Quant à vos propositions concernant, notamment, les délais de télédéclaration et l'ajustement de certaines procédures, Mme la ministre de la culture se tient à votre disposition pour continuer à débattre des améliorations possibles.

M. le président. La parole est à Mme Laurence Harribey.

Mme Laurence Harribey. Je vous remercie, monsieur le secrétaire d'État, pour ces éléments de réponse, même si la première partie de votre réponse ne faisait que répéter les faits que j'avais rappelés dans ma question.

Comme vous l'avez indiqué, le problème essentiel est lié à la notion de « spectacle lucratif ». Une solution a été trouvée cette année pour La Bataille de Castillon, le spectacle n'étant pas considéré comme ayant un but lucratif. C'est une bonne chose, mais il convient de préciser la distinction entre activités lucratives et non lucratives. En effet, il est évident que nombre de spectacles de reconstitution historique ou de valorisation du patrimoine ne peuvent se réaliser sans un système ouvert à l'économie, aux entrées payantes et aux partenariats financiers. Il faut donc préciser la notion de « spectacle lucratif », qui va de pair avec la présomption de salariat, d'autant que cette dernière peut mettre en danger d'autres volets de l'action culturelle, en particulier les chantiers de bénévoles pour le patrimoine.

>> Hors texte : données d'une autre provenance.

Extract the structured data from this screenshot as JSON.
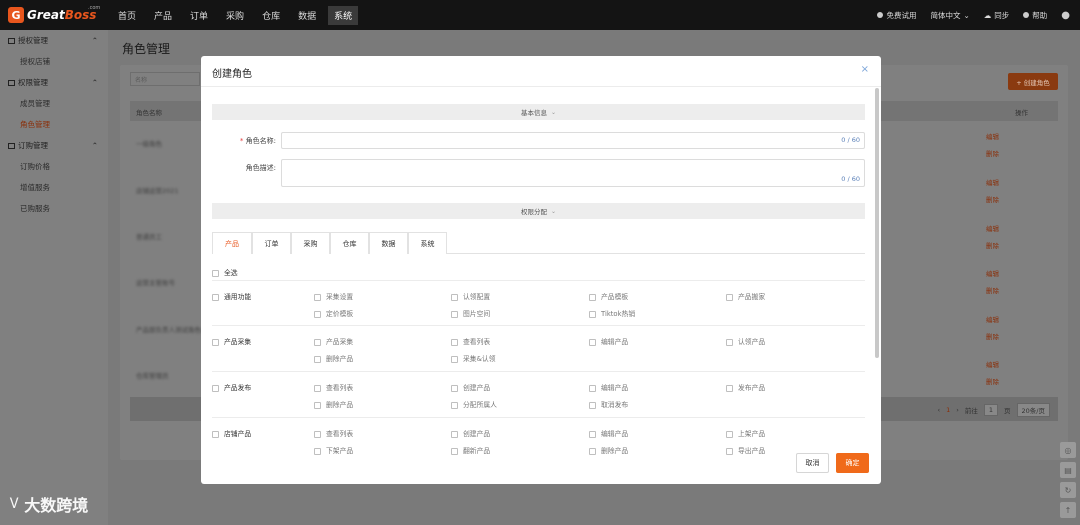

Considérant que vous recevez mes propositions de manière positive, monsieur le secrétaire d'État, je reprendrai contact avec le ministère de la culture pour essayer d'aller plus loin dans cette discussion. Cela m'importe d'autant plus que je reste d'accord, sur le fond, avec la démarche de la loi de 2016 : il était nécessaire de réglementer le recours aux bénévoles dans ce secteur.